Saturday, February 16, 2008

MAGIC AND LOSS. Claims that Obama is a false Messiah are coalescing into a full-fledged genre of rightwing journalism. At the Weekly Standard, Dean Barnett, not having Reverend Keller's rhetorical gifts, tries to impersonate the Voice of Reason, which sort of casting we in show business call a stretch.

He waters down an old Rush Limbaugh slur ("The Magical Democrat") and makes mock of the scenes Obama inspires: "The Fox News cameras that night made a point of focusing on one woman who was so overwhelmed by the candidate that her eyes repeatedly welled up." Even Fox News! The liberal media is more nefarious than we ever dreamed.

Barnett's money shot:
The challenge for Republicans, specifically John McCain, will be to conduct the general election in the real world of limited government and dangerous foreign malefactors rather than in the Obama fantasy world.
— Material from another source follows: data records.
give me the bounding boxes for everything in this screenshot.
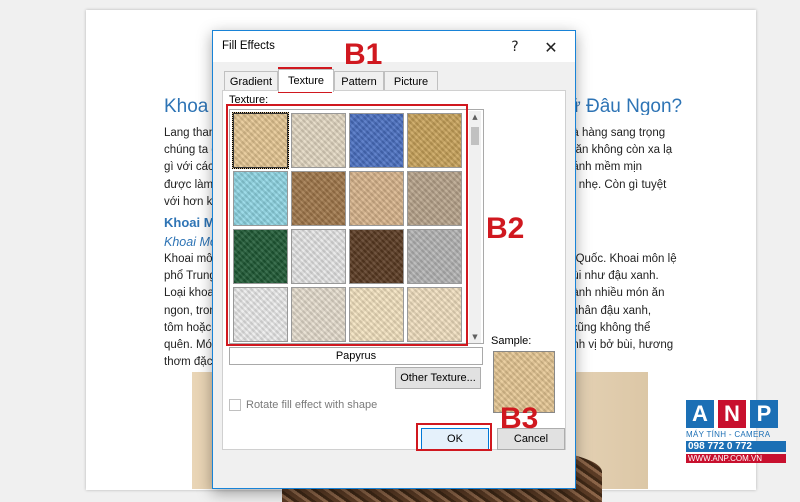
document-line: bùi như đậu xanh. [566, 270, 659, 283]
anp-tagline: MÁY TÍNH - CAMERA [686, 430, 771, 439]
anp-website: WWW.ANP.COM.VN [686, 454, 786, 463]
rotate-fill-label: Rotate fill effect with shape [246, 399, 378, 411]
document-line: i cũng không thể [566, 321, 651, 334]
scroll-up-arrow-icon[interactable]: ▲ [469, 111, 481, 123]
dialog-title: Fill Effects [222, 40, 275, 52]
tab-gradient[interactable]: Gradient [224, 71, 278, 91]
dialog-titlebar[interactable]: Fill Effects ? ✕ [213, 31, 575, 62]
rotate-fill-checkbox[interactable] [229, 399, 241, 411]
document-para1-right: hà hàng sang trọng ễ ăn không còn xa lạ … [566, 125, 726, 211]
document-line: i nhân đậu xanh, [566, 304, 652, 317]
tab-pattern[interactable]: Pattern [334, 71, 384, 91]
document-line: g Quốc. Khoai môn lệ [566, 253, 677, 265]
document-line: hà hàng sang trọng [566, 127, 666, 139]
document-line: ó. [566, 354, 726, 371]
document-para2-right: g Quốc. Khoai môn lệ bùi như đậu xanh. h… [566, 251, 726, 371]
anp-logo-letter: P [750, 400, 778, 428]
tab-picture[interactable]: Picture [384, 71, 438, 91]
annotation-box-b3 [416, 423, 492, 451]
other-texture-button[interactable]: Other Texture... [395, 367, 481, 389]
texture-scrollbar[interactable]: ▲ ▼ [469, 111, 481, 343]
tab-texture[interactable]: Texture [278, 69, 334, 92]
anp-watermark: A N P MÁY TÍNH - CAMERA 098 772 0 772 WW… [686, 400, 786, 463]
annotation-label-b2: B2 [486, 212, 525, 245]
document-line: hành nhiều món ăn [566, 287, 665, 300]
document-heading-right: ữ Đâu Ngon? [568, 98, 683, 116]
document-line: bánh mềm mịn [566, 161, 643, 174]
help-button[interactable]: ? [499, 35, 531, 59]
scroll-thumb[interactable] [471, 127, 479, 145]
anp-phone: 098 772 0 772 [686, 441, 786, 452]
selected-texture-name: Papyrus [229, 347, 483, 365]
sample-label: Sample: [491, 335, 532, 347]
document-line: ễ ăn không còn xa lạ [566, 144, 673, 157]
annotation-label-b3: B3 [500, 402, 539, 435]
anp-logo-letter: A [686, 400, 714, 428]
document-line: ọt nhẹ. Còn gì tuyệt [566, 178, 667, 191]
rotate-fill-row: Rotate fill effect with shape [229, 399, 377, 411]
scroll-down-arrow-icon[interactable]: ▼ [469, 331, 481, 343]
document-line: ở [566, 194, 726, 211]
annotation-box-b2 [226, 104, 468, 346]
document-line: ánh vị bở bùi, hương [566, 339, 674, 352]
annotation-label-b1: B1 [344, 38, 383, 71]
anp-logo-letter: N [718, 400, 746, 428]
anp-logo: A N P [686, 400, 786, 428]
close-button[interactable]: ✕ [535, 35, 567, 59]
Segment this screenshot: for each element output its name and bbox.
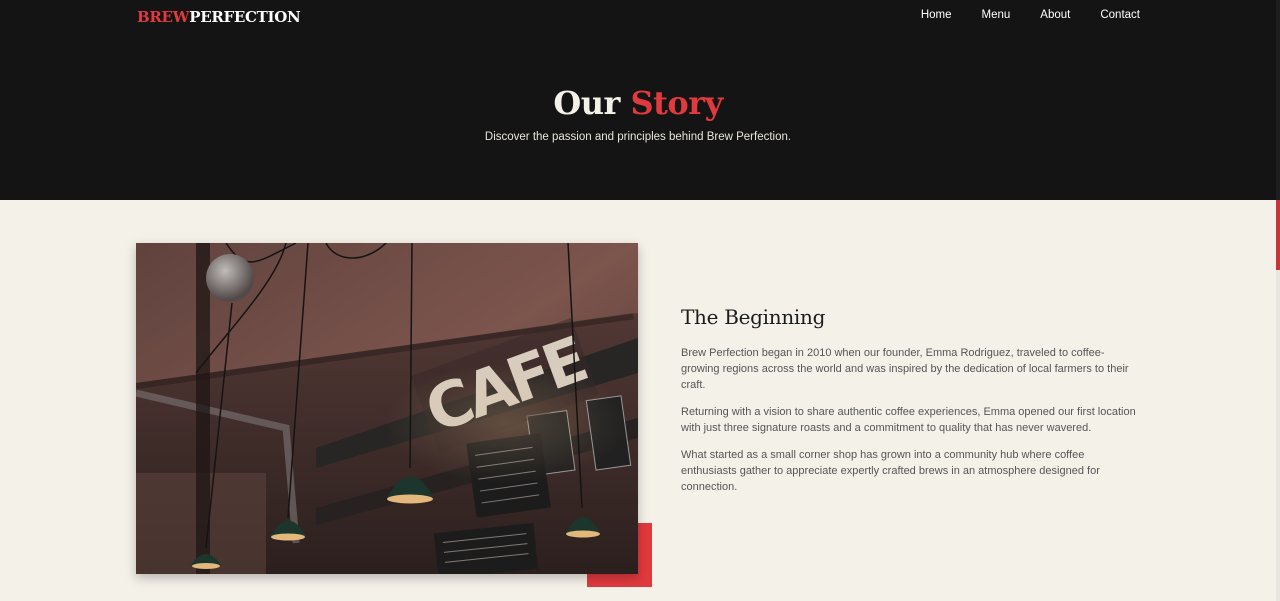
site-header: BREWPERFECTION Home Menu About Contact O… [0,0,1276,200]
page-title-main: Our [553,84,631,122]
story-paragraph: Returning with a vision to share authent… [681,406,1136,434]
nav-about-link[interactable]: About [1010,9,1070,21]
brand-logo[interactable]: BREWPERFECTION [137,8,301,26]
scrollbar-thumb[interactable] [1276,200,1280,270]
story-heading: The Beginning [681,305,826,329]
scrollbar-track-dark [1276,0,1280,200]
nav-contact-link[interactable]: Contact [1070,9,1140,21]
nav-home-link[interactable]: Home [921,9,952,21]
page-title-accent: Story [630,84,723,122]
nav-menu-link[interactable]: Menu [952,9,1011,21]
page-subtitle: Discover the passion and principles behi… [484,131,792,143]
brand-logo-main: PERFECTION [189,8,301,26]
story-paragraph: Brew Perfection began in 2010 when our f… [681,347,1129,391]
story-section: The Beginning Brew Perfection began in 2… [681,305,1141,506]
main-nav: Home Menu About Contact [921,9,1140,21]
story-paragraph: What started as a small corner shop has … [681,449,1100,493]
brand-logo-accent: BREW [137,8,190,26]
page-title: Our Story [0,84,1276,122]
cafe-photo: C A F E [136,243,638,574]
page-scrollbar[interactable] [1276,0,1280,601]
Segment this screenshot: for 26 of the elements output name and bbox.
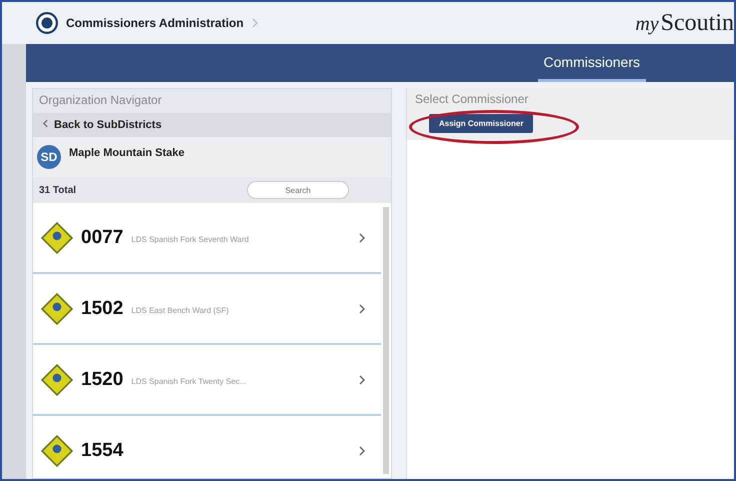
emblem-icon [41, 222, 73, 254]
search-field[interactable]: Search [247, 181, 349, 199]
chevron-icon [252, 17, 258, 29]
chevron-icon [359, 304, 365, 314]
unit-name: Maple Mountain Stake [69, 147, 185, 159]
panel-title: Organization Navigator [38, 92, 163, 109]
emblem-icon [41, 364, 73, 396]
emblem-icon [36, 12, 58, 34]
unit-list-item[interactable]: 1520 LDS Spanish Fork Twenty Sec... [33, 345, 381, 416]
unit-list-item[interactable]: 1502 LDS East Bench Ward (SF) [33, 274, 381, 345]
section-title: Select Commissioner [415, 92, 528, 106]
chevron-icon [359, 374, 365, 384]
app-title: Commissioners Administration [66, 16, 244, 30]
back-chevron-icon [43, 119, 48, 128]
chevron-icon [359, 446, 365, 456]
nav-tab[interactable]: Commissioners [538, 44, 646, 82]
unit-list-item[interactable]: 1554 [33, 416, 381, 478]
emblem-icon [41, 434, 73, 466]
back-link[interactable]: Back to SubDistricts [33, 113, 391, 137]
total-count: 31 Total [39, 184, 78, 196]
chevron-icon [359, 232, 365, 242]
unit-list-item[interactable]: 0077 LDS Spanish Fork Seventh Ward [33, 203, 381, 274]
emblem-icon [41, 292, 73, 324]
avatar-badge: SD [37, 145, 61, 169]
assign-button[interactable]: Assign Commissioner [429, 114, 534, 133]
brand-logo: myScoutin [635, 10, 734, 36]
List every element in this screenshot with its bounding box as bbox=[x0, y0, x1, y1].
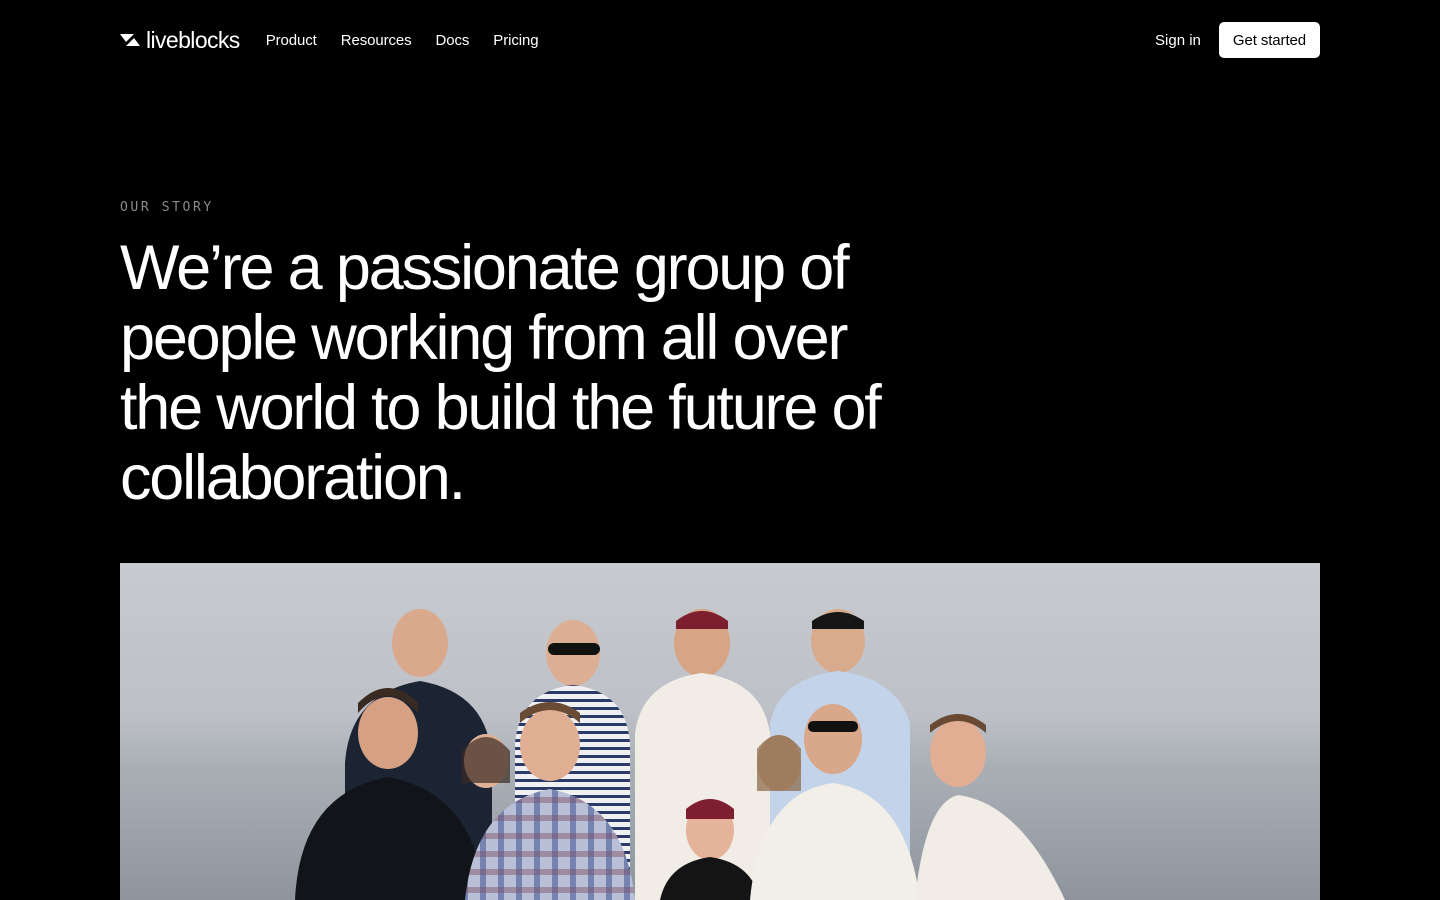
nav-link-pricing[interactable]: Pricing bbox=[493, 32, 538, 49]
liveblocks-logo-icon bbox=[120, 33, 140, 47]
nav-left: liveblocks Product Resources Docs Pricin… bbox=[120, 26, 539, 53]
top-navigation: liveblocks Product Resources Docs Pricin… bbox=[120, 22, 1320, 58]
nav-link-resources[interactable]: Resources bbox=[341, 32, 412, 49]
nav-links: Product Resources Docs Pricing bbox=[266, 32, 539, 49]
section-eyebrow: OUR STORY bbox=[120, 200, 214, 215]
brand-logo[interactable]: liveblocks bbox=[120, 26, 240, 53]
get-started-button[interactable]: Get started bbox=[1218, 22, 1320, 58]
nav-right: Sign in Get started bbox=[1155, 22, 1320, 58]
nav-link-product[interactable]: Product bbox=[266, 32, 317, 49]
hero-headline: We’re a passionate group of people worki… bbox=[120, 233, 882, 513]
sign-in-link[interactable]: Sign in bbox=[1155, 32, 1201, 49]
brand-name: liveblocks bbox=[146, 26, 240, 53]
nav-link-docs[interactable]: Docs bbox=[436, 32, 470, 49]
team-photo bbox=[120, 563, 1320, 900]
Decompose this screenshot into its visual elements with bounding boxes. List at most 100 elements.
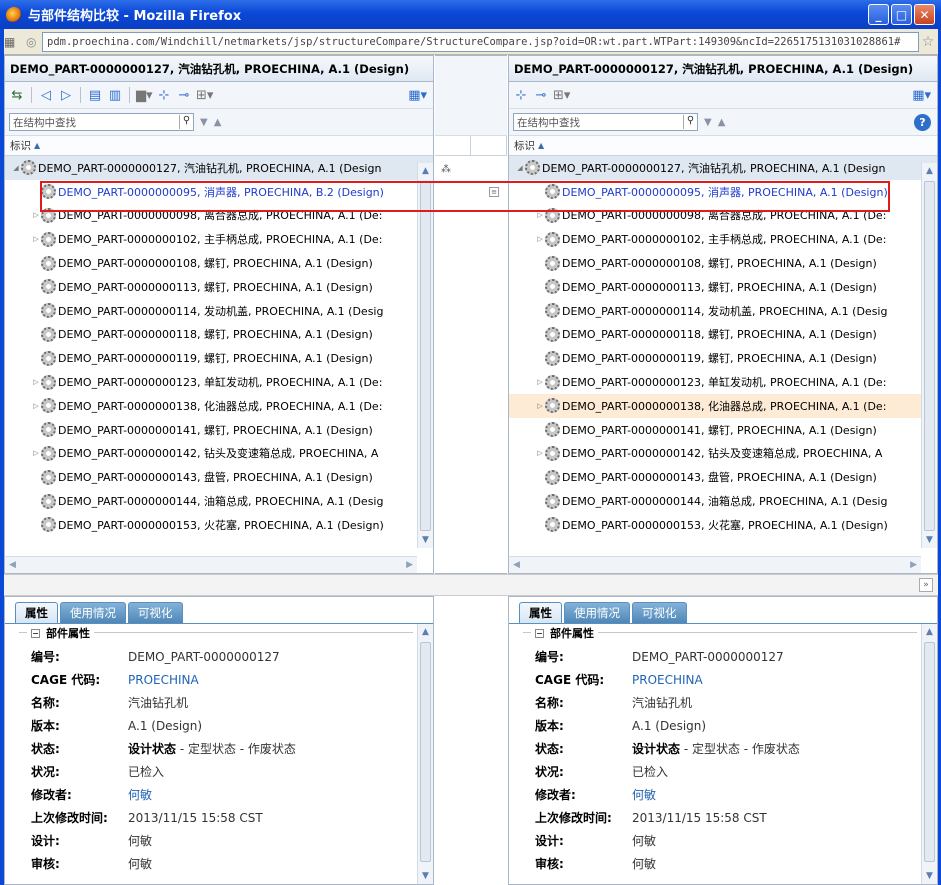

The good news for McCain is that he has far more experience dealing with the ugliness of the real world than Obama has, and can speak to our looming challenges with far more authenticity.
Barnett previously mocked the "childish" stridency" of McCain's "constant urge to prove his straight talking bona fides," but the Republican season is full of touching conversion stories, though their climactic scenes are usually hidden from view.

As for Barnett's invocation of the "real world of limited government and dangerous foreign malefactors," even the most casual student of current affairs will recall the budget-busting government programs/wealth transfers of the Bush Administration, and the fairy tales told to get us into Iraq. If Obama is a fantasist, his success may owe to the superior selling power of his fantasy versus the shopworn kind Barnett has been peddling for years. Barnett would be better advised to join his comrades in reliving old victories from the days when the crowd was with him.